For those unfamiliar with the Lisp family of languages, here is a break down of some of the operations performed above. null? is a procedure to check for the empty list, car is a procedure to get the first element of a list, cdr is the procedure to get the list without the first element, cons is the procedure to create pairs which form the linked lists of lisp. So (cons x y) with y being a list (a b) creates a list (x a b). cond is a special form similar to if except with multiple clauses in the form (question answer), where if question evaluates to true, then answer is evaluated and returned as the result.

(insertion-sort '(3 1 2))
(insert (insertion-sort '(1 2)) 3)
(insert (insert (insertion-sort '(2)) 1) 3)
(insert (insert (insert (insertion-sort '()) 2) 1) 3)
(insert (insert (insert '() 2) 1) 3)
(insert (insert '(2) 1) 3)
(insert '(1 2) 3)
(cons 1 (insert '(2) 3))
(cons 1 (cons 2 (insert '() 3)))
(cons 1 (cons 2 '(3)))
(cons 1 '(2 3))
'(1 2 3)

The idea behind this linked list version of insertion sort is to take each element from the list and then insert it into the sorted version of the list. So this recursive algorithm has to have a base case, which is if the list l is the empty list. Well, how do you sort the empty list? Of course, it is just the empty list. Now if the list isn't empty, we need to sort it, so the recursive step is to sort the rest of l. With the result of the recursive call, we have a sorted list without the first element of l, so we then insert the the first element l into the sorted list. The insert algorithm is complex enough to need an explanation as well. The insert algorithm is also recursive with the same base case of the list l being empty, so we just return a new list with the number n. The next base case is when n is less than or equal to the head of list l, so the proper action is to cons n to be the new head of l. The recursive step is when n isn't in the correct position, so we cons the current head of l onto the list with n inserted into it.

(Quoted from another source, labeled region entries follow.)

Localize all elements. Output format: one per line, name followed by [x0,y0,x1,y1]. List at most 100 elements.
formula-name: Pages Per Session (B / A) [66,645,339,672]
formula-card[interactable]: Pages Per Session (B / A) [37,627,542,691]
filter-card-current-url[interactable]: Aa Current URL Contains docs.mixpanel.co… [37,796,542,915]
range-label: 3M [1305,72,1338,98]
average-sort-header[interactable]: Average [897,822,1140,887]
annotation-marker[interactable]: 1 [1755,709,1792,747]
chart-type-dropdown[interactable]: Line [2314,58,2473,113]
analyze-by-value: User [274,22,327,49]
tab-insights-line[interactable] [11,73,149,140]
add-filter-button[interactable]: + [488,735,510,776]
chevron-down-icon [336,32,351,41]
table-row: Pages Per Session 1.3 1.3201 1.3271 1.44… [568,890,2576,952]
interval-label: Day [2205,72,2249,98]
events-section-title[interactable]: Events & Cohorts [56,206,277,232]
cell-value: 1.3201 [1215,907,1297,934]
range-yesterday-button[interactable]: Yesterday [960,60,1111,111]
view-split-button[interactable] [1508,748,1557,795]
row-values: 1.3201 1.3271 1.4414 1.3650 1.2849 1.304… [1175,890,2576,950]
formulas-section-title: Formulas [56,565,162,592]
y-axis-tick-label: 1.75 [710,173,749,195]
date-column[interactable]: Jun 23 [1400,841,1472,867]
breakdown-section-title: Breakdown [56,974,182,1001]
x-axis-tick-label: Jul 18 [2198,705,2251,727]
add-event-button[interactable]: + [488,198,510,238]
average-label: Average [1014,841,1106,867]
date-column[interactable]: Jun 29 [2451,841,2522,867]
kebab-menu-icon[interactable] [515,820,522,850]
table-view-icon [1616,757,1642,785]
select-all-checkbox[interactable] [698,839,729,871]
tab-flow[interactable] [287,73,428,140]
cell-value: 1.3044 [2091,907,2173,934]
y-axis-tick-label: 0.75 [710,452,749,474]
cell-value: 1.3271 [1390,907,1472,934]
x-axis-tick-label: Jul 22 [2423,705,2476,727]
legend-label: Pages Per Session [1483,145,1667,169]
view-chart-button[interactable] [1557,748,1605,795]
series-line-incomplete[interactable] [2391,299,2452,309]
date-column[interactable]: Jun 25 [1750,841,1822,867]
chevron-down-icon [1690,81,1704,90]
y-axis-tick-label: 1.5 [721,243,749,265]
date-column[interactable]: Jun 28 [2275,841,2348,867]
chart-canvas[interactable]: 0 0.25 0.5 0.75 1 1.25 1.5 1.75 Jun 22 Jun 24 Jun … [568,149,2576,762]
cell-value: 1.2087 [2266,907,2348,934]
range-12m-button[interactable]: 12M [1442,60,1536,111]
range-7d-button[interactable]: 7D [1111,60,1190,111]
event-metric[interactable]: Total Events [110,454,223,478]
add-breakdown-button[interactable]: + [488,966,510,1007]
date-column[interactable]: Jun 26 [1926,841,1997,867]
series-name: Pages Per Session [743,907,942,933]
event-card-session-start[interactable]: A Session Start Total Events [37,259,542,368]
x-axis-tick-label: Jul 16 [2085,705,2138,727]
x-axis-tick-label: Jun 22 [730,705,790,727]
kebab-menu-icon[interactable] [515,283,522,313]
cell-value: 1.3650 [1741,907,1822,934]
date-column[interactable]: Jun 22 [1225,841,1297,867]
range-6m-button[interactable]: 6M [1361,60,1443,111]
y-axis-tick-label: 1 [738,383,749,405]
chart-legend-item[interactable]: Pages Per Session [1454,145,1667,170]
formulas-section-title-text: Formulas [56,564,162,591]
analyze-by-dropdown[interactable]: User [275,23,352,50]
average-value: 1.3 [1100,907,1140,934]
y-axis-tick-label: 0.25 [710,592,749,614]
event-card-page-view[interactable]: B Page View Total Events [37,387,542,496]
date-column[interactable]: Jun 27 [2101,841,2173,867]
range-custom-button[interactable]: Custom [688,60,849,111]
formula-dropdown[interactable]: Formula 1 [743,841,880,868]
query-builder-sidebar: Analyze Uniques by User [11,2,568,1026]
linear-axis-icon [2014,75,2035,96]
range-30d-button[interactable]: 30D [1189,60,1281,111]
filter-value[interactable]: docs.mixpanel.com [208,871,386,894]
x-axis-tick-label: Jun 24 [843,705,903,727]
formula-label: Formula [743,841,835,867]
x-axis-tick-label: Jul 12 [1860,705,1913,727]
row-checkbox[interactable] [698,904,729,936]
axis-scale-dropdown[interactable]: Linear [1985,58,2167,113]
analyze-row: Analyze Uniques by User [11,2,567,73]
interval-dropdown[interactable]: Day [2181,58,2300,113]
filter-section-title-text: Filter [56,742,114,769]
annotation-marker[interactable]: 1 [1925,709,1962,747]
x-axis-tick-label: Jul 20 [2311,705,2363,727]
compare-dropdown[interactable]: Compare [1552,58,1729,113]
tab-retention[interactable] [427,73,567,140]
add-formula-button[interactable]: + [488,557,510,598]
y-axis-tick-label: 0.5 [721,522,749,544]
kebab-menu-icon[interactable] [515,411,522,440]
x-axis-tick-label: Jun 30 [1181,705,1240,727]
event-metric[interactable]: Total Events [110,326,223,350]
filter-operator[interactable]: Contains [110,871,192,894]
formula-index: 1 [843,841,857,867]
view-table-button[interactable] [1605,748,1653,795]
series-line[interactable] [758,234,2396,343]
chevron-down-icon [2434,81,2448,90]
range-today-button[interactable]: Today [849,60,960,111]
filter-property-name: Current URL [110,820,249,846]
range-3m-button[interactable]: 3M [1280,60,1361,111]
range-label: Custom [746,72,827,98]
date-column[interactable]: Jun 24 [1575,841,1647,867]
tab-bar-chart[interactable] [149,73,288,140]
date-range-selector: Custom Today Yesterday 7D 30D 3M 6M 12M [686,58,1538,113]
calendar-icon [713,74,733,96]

The behavior of the list insertion sort is similar to the first insertion sort. The best case is when the list is already sorted which will give you linear time or O(n). What the algorithm does is it tries to insert the head of l onto the already sorted list, the head will just be cons to the front of it. The worst case is also the same, the list is in reverse sorted list and thus has quadratic time or O(n²). Memory is a different story, this version of the algorithm creates a new list instead of sorting in place. The best case, when the list is already sorted, the algorithm copies the elements to the new list and is just linear space or O(n). The worst case is the list is in reverse sorted order, the insert algorithm creates a new list each time n is inserted into l which is quadratic space or O(n²). The above algorithm can also be improved, insertion sort can be made into an iterative process and the insert algorithm can also insert into the list by mutating it.